The problem? The network would widen its internal divide between its opinion-makers, who love alternative facts, and its real journalists, who actually do report the news. Talent could leave, the network’s advertisers could become skittish because of tumult, and hopes for the Murdoch family to expand the Fox Empire could be further diminished if the brand becomes too toxic to work with.

There are also real-world liabilities: if some right-wing nut, spouting ideas found in the Fox News opinion section, decides to act, and someone is hurt or killed, Fox News could end up subject to the kind of lawsuit that Sandy Hook families have taken against Alex Jones.

If the vote is decisive: Back to business conservatism

Already, we are seeing the stirring of the Tea Party fiscal conservatives as they push back on the next COVID-19 stimulus bill. Could that be the next pivot? As its viewers age and worry about their dwindling buying power, could Fox keep their loyalty by going back to the dollars and cents agenda of comparing the Federal deficit to that of a household budget?

This seems more likely if the November election clearly breaks for Biden, but not Reagan 1984 landslide breaks. The vote is a clear Biden win beyond the accusations of fraud, but it’s not seismic enough a win to convince Fox News viewers that the party necessarily needs to change very much.

To an extent, this would be returning to form (as the network pushed this idealogy heavily during the Obama years), but it does mean implicitly abandoning the populist nationalism of the Trump years. (Populists are, by their nature, never terribly worried about budgets). So do Fox viewers adapt, rage about the deficit, and pretend Trump never happened? Considering how quickly memories fade on the right, this pivot makes a certain amount of sense.
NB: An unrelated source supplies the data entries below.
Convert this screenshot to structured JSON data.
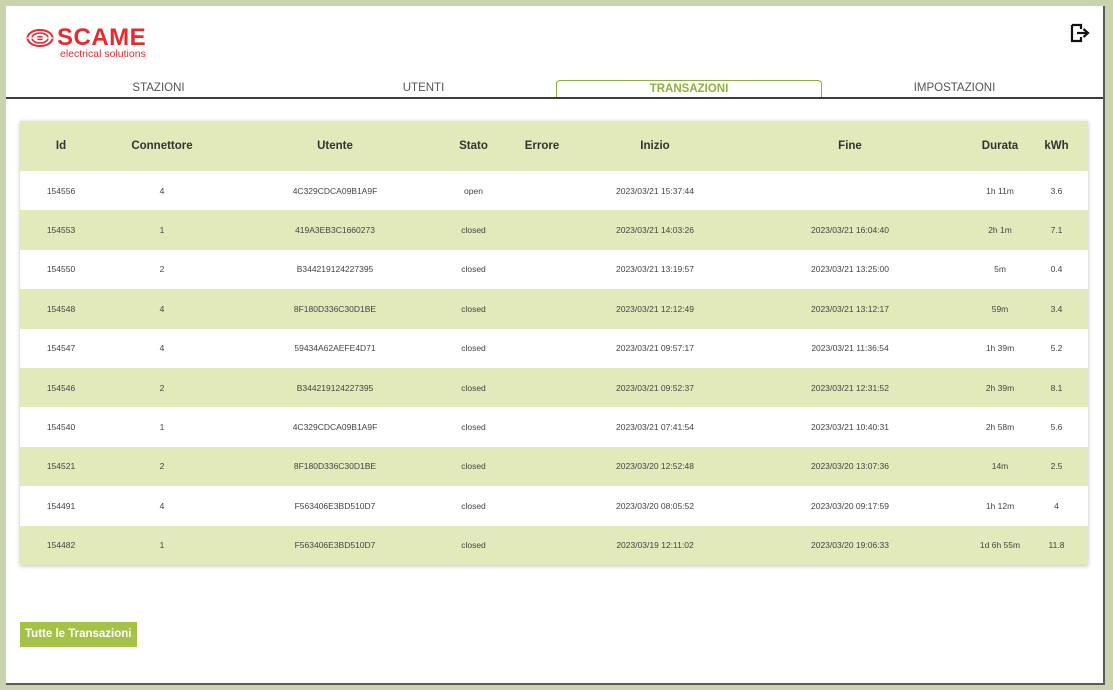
{
  "brand": {
    "name": "SCAME",
    "tagline": "electrical solutions",
    "color": "#e8292e"
  },
  "header": {
    "logout_icon": "logout-icon"
  },
  "tabs": [
    {
      "label": "STAZIONI",
      "active": false
    },
    {
      "label": "UTENTI",
      "active": false
    },
    {
      "label": "TRANSAZIONI",
      "active": true
    },
    {
      "label": "IMPOSTAZIONI",
      "active": false
    }
  ],
  "accent_color": "#8db03d",
  "table": {
    "columns": [
      "Id",
      "Connettore",
      "Utente",
      "Stato",
      "Errore",
      "Inizio",
      "Fine",
      "Durata",
      "kWh"
    ],
    "rows": [
      [
        "154556",
        "4",
        "4C329CDCA09B1A9F",
        "open",
        "",
        "2023/03/21 15:37:44",
        "",
        "1h 11m",
        "3.6"
      ],
      [
        "154553",
        "1",
        "419A3EB3C1660273",
        "closed",
        "",
        "2023/03/21 14:03:26",
        "2023/03/21 16:04:40",
        "2h 1m",
        "7.1"
      ],
      [
        "154550",
        "2",
        "B344219124227395",
        "closed",
        "",
        "2023/03/21 13:19:57",
        "2023/03/21 13:25:00",
        "5m",
        "0.4"
      ],
      [
        "154548",
        "4",
        "8F180D336C30D1BE",
        "closed",
        "",
        "2023/03/21 12:12:49",
        "2023/03/21 13:12:17",
        "59m",
        "3.4"
      ],
      [
        "154547",
        "4",
        "59434A62AEFE4D71",
        "closed",
        "",
        "2023/03/21 09:57:17",
        "2023/03/21 11:36:54",
        "1h 39m",
        "5.2"
      ],
      [
        "154546",
        "2",
        "B344219124227395",
        "closed",
        "",
        "2023/03/21 09:52:37",
        "2023/03/21 12:31:52",
        "2h 39m",
        "8.1"
      ],
      [
        "154540",
        "1",
        "4C329CDCA09B1A9F",
        "closed",
        "",
        "2023/03/21 07:41:54",
        "2023/03/21 10:40:31",
        "2h 58m",
        "5.6"
      ],
      [
        "154521",
        "2",
        "8F180D336C30D1BE",
        "closed",
        "",
        "2023/03/20 12:52:48",
        "2023/03/20 13:07:36",
        "14m",
        "2.5"
      ],
      [
        "154491",
        "4",
        "F563406E3BD510D7",
        "closed",
        "",
        "2023/03/20 08:05:52",
        "2023/03/20 09:17:59",
        "1h 12m",
        "4"
      ],
      [
        "154482",
        "1",
        "F563406E3BD510D7",
        "closed",
        "",
        "2023/03/19 12:11:02",
        "2023/03/20 19:06:33",
        "1d 6h 55m",
        "11.8"
      ]
    ]
  },
  "footer": {
    "all_transactions_label": "Tutte le Transazioni"
  }
}
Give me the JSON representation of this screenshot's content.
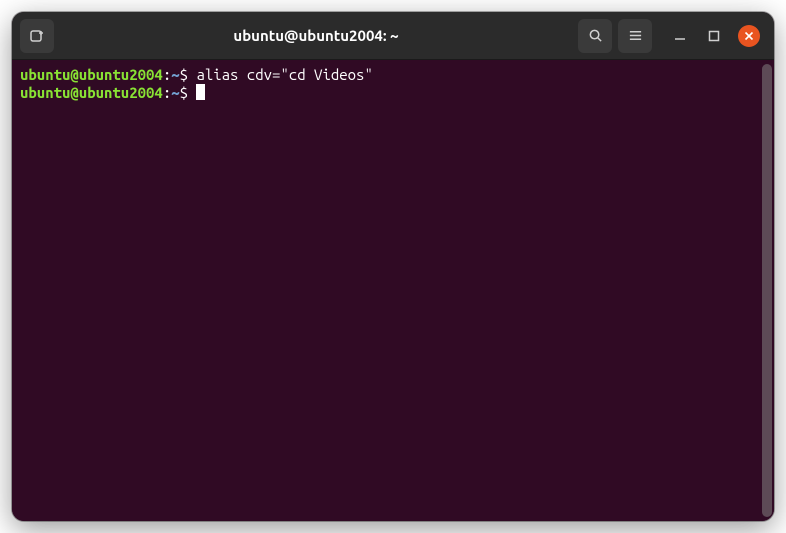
{
  "window": {
    "title": "ubuntu@ubuntu2004: ~"
  },
  "terminal": {
    "lines": [
      {
        "user_host": "ubuntu@ubuntu2004",
        "colon": ":",
        "path": "~",
        "dollar": "$ ",
        "command": "alias cdv=\"cd Videos\""
      },
      {
        "user_host": "ubuntu@ubuntu2004",
        "colon": ":",
        "path": "~",
        "dollar": "$ ",
        "command": ""
      }
    ]
  }
}
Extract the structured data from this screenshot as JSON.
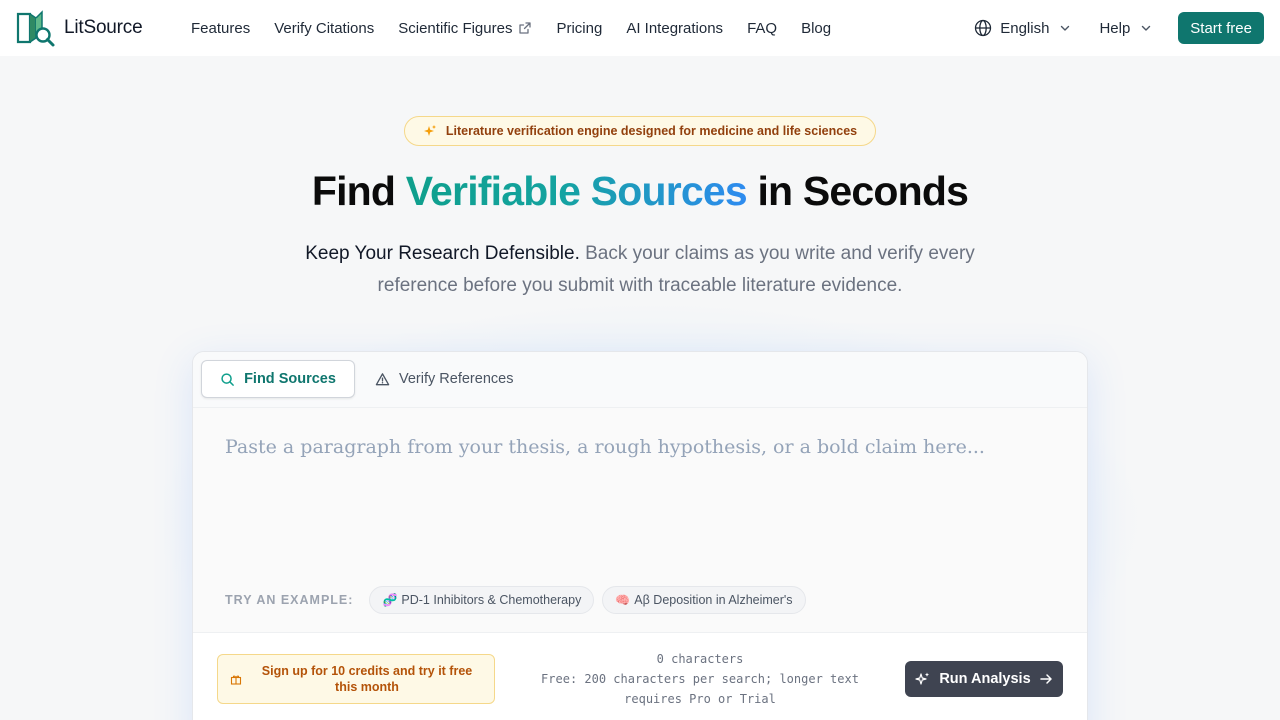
{
  "brand": {
    "name": "LitSource"
  },
  "nav": {
    "items": [
      {
        "label": "Features"
      },
      {
        "label": "Verify Citations"
      },
      {
        "label": "Scientific Figures",
        "external": true
      },
      {
        "label": "Pricing"
      },
      {
        "label": "AI Integrations"
      },
      {
        "label": "FAQ"
      },
      {
        "label": "Blog"
      }
    ],
    "language": "English",
    "help": "Help",
    "cta": "Start free"
  },
  "hero": {
    "badge": "Literature verification engine designed for medicine and life sciences",
    "title_pre": "Find ",
    "title_highlight": "Verifiable Sources",
    "title_post": " in Seconds",
    "subtitle_strong": "Keep Your Research Defensible.",
    "subtitle_rest": " Back your claims as you write and verify every reference before you submit with traceable literature evidence."
  },
  "card": {
    "tabs": [
      {
        "label": "Find Sources",
        "icon": "search-icon",
        "active": true
      },
      {
        "label": "Verify References",
        "icon": "warning-icon",
        "active": false
      }
    ],
    "input": {
      "value": "",
      "placeholder": "Paste a paragraph from your thesis, a rough hypothesis, or a bold claim here..."
    },
    "examples_label": "TRY AN EXAMPLE:",
    "examples": [
      {
        "emoji": "🧬",
        "label": "PD-1 Inhibitors & Chemotherapy"
      },
      {
        "emoji": "🧠",
        "label": "Aβ Deposition in Alzheimer's"
      }
    ],
    "promo": "Sign up for 10 credits and try it free this month",
    "char_count": "0 characters",
    "limit_note": "Free: 200 characters per search; longer text requires Pro or Trial",
    "run_button": "Run Analysis"
  },
  "colors": {
    "brand_teal": "#0f766e",
    "badge_bg": "#fef9e6",
    "promo_text": "#b45309",
    "run_button_bg": "#3f4451"
  }
}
If the vote is a landslide: Embracing the Lincoln Project

And what I mean by this is taking in the Never-Trumpers. This is an active anti-Trump pivot, one that would probably see several big opinion-makers pushed out (Hannity, Tucker, Lou Dobbs, etc.) and replaced with Never-Trumps, some of whom could actually come from The Lincoln Project, given the organization's media savvy.

This would mean taking part in a deep ideological purge of the Republican Party and the right-wing in general. Populist nationalism would be expunged, replaced by Reagan-era conservatism updated with the advice given in the infamous 2012 autopsy report that would aim to broaden the tent to fiscally and socially conservative people of color.

But it’s unlikely short of a massive Biden victory. If Biden takes Texas, I see the notion of the Never-Trumps having at least the upper hand at Fox as plausible. Texas is, after all, the big red wall, and its loss neuters the Republicans as a national party. Right now, polls are just squishy enough in the Lone Star State to say it happen, and history suggests that one day it happen — just not that it has to in 2020.

So which would it be? As the weeks go by, Fox will surely drop hints here and there of what its post-Trump media strategy might be.